This past Tuesday, a fire broke out in the G Building on campus. The cause: an overheated coffee machine. Luckily, the fire was extinguished quickly, but it could have been much more serious. Imagine you were at the scene and the fire spread so quickly you had no way out? What do you do then? EM has five tips on how to stay calm and safely get out this situation.

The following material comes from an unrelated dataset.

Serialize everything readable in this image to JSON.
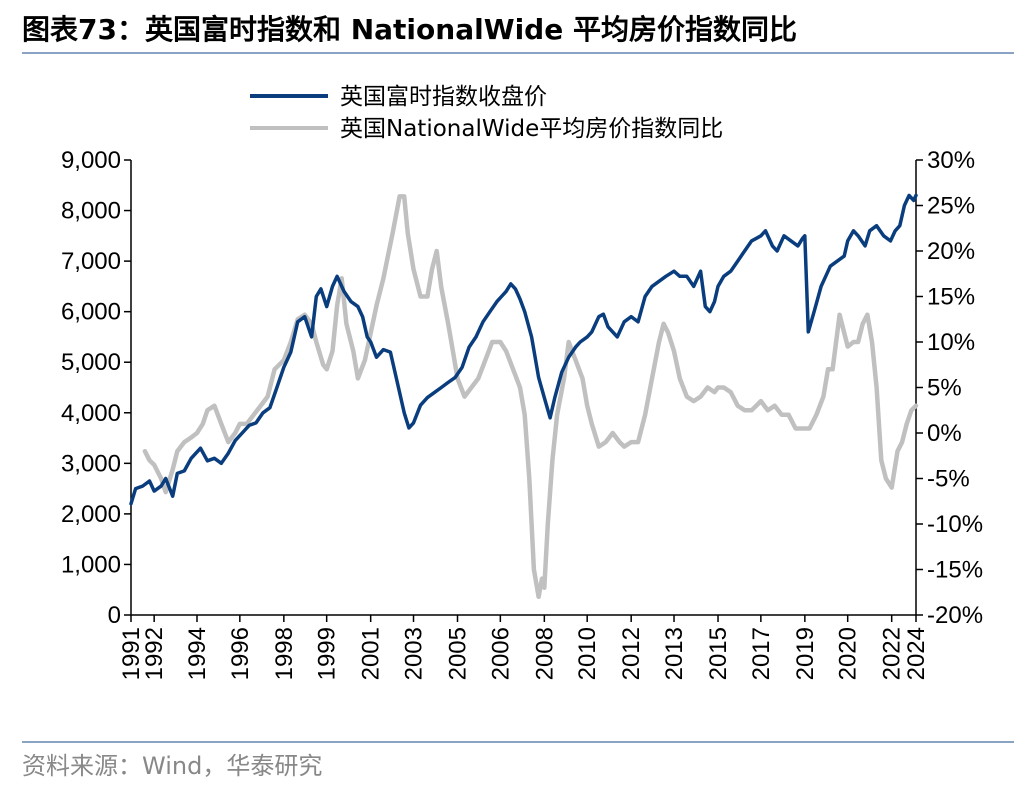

1) Everyone look at me, please!

You’re in a tutorial, not suspecting anything is wrong, writing down your notes, when suddenly there’s a fire outside your classroom door. Stay calm! Escaping through the door is clearly not an option, but every classroom has windows. Break one of the windows and make sure someone on the outside notices you. Scream, jump up and down, wave: remember, you have to perform like your life depends on it, so it better be good!

2) You go, tiger!

The fire hasn’t reached your classroom door yet, but the entire hallway is full of smoke? Stay as close to the ground as possible. The best way to do this is to move like a tiger when it’s stalking its prey. This keeps you close to the floor, and since smoke rises, you’ll be able to breathe a bit easier. Try to find an exit.

3) Me, myself and I

If one of your friends has passed out, your first instinct is to stay with him or her. You can try to drag your friend to the exit, but you should stop if this proves to be too difficult for you. As bad as it sounds, you have to think of yourself first. The most important thing is to get yourself to safety. Then you can warn emergency services personnel that there are still people in the building.

4) Wet cloth or towel

Your instinct is to hold a cloth over your mouth to keep the smoke out. But a dry cloth or piece of clothing isn’t enough. Wet the cloth, using a bottle of water if you need to. Otherwise you’ll end up inhaling the dry smoke in the air and it won’t be long till you pass out.

5) Stair workout

Always avoid taking the lift, even if you’re stranded on the 15th floor of the H Building. Take the stairs. I already know you’re thinking ‘But the lift is quicker’. The problem is that the lift can malfunction and then you’re stuck in a burning building. The fire brigade can’t see you and because of the thickness of the lift doors, it will be very difficult for emergency services personnel to hear you. Just don’t take the lift.